Das Ereigniß mit den Schillerschen Reliquien hat immer etwas Apprehensives, selbst für die, welche das Geschehene nicht mißbilligen, sogar für mich, der ich die Nothwendigkeit vorzuschreiten einsehend die Angelegenheit im Stillen geleitet und gefördert habe und nur da zurücktrat, als man sie, gegen meinen Plan, in's Öffentliche zog. Nur soviel sag ich noch im Vertrauen, daß für den Augenblick nicht allein der Schädel, sondern die sämmtlichen Knochenglieder durch abwägenden Fleiß unserer vergleichenden Anatomen zusammengebracht, nun auf großherzoglicher Bibliothek in einem anständigen Gehäuse ordnungsgemäß niedergelegt sind. Nun aber tritt meine Wirkung wieder ein und ich hoffe, durch die Art, wie ich diese köstlichen Reste zu bestatten gedenke, soll die ganze Fabel eine freundliche Auflösung finden, wobey man die unerfreulichen Mittelglieder gern vergessen wird. Mit der Schillerschen Familie bin ich im Stillen einig und Sie, mein Theuerster, sollen von den Ersten [223] seyn, zu erfahren, wie ich mich deßhalb erkläre; freuen würde mich's, wenn Sie erriethen, was eigentlich ganz nahe liegt.

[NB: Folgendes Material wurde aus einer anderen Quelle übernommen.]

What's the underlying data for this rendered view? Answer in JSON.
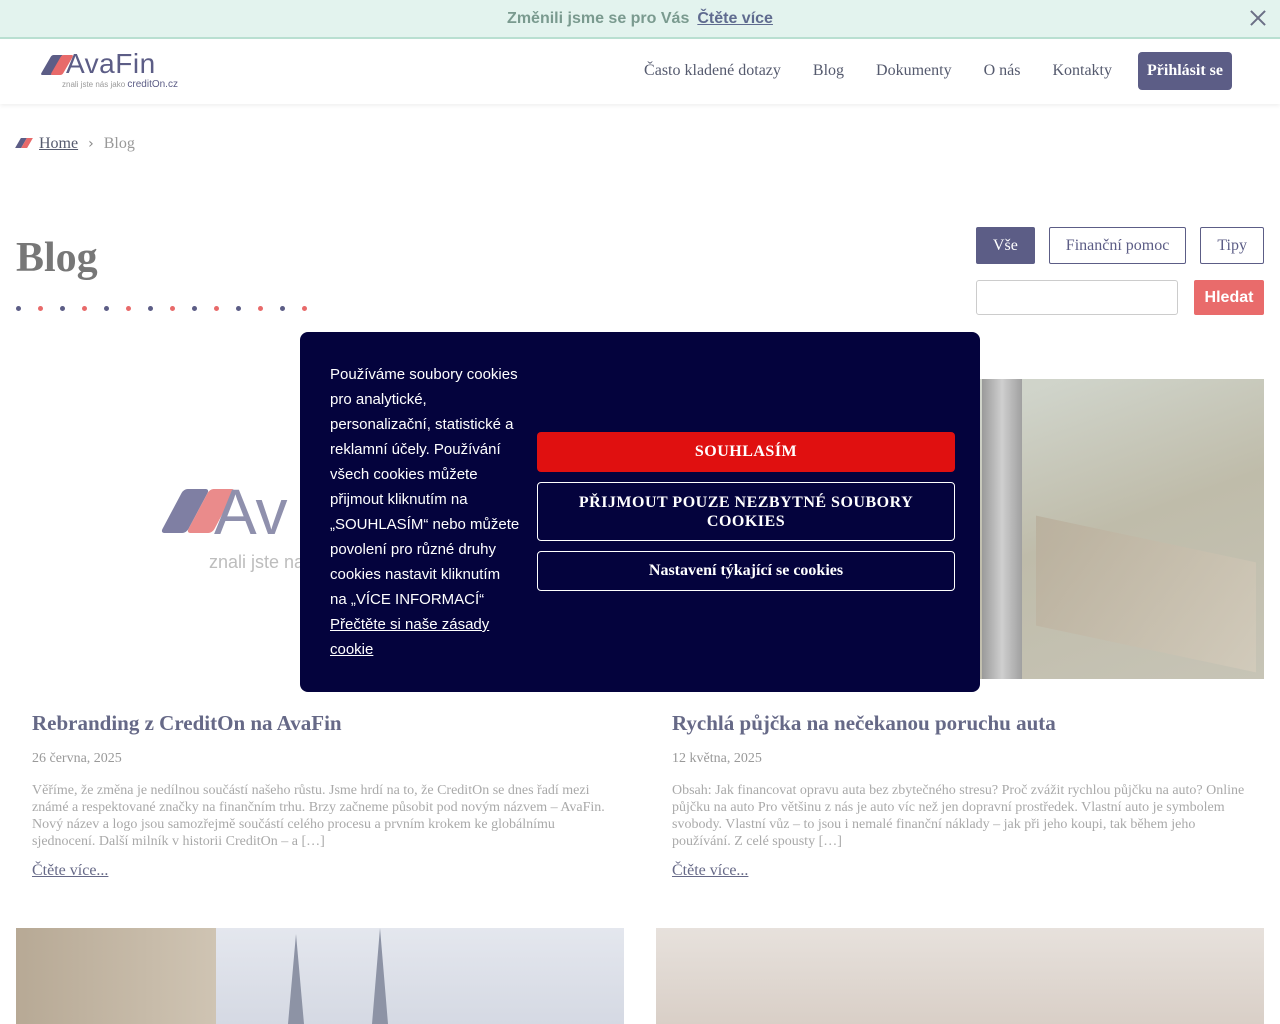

Vorstehendes war geschrieben und sollte fortgesetzt werden, da trat der 7. November wieder ein, und für die freundlichste Zerstreuung war gesorgt; auch erhielt ich die Festexemplare der Denkmünze in drey Metallen mit wenigen, aber wahrhaft fürstlichen Worten. Zu gleicher Zeit finden sich die von Ihnen gewünschten Blätter, weshalb ich abbreche und siegele.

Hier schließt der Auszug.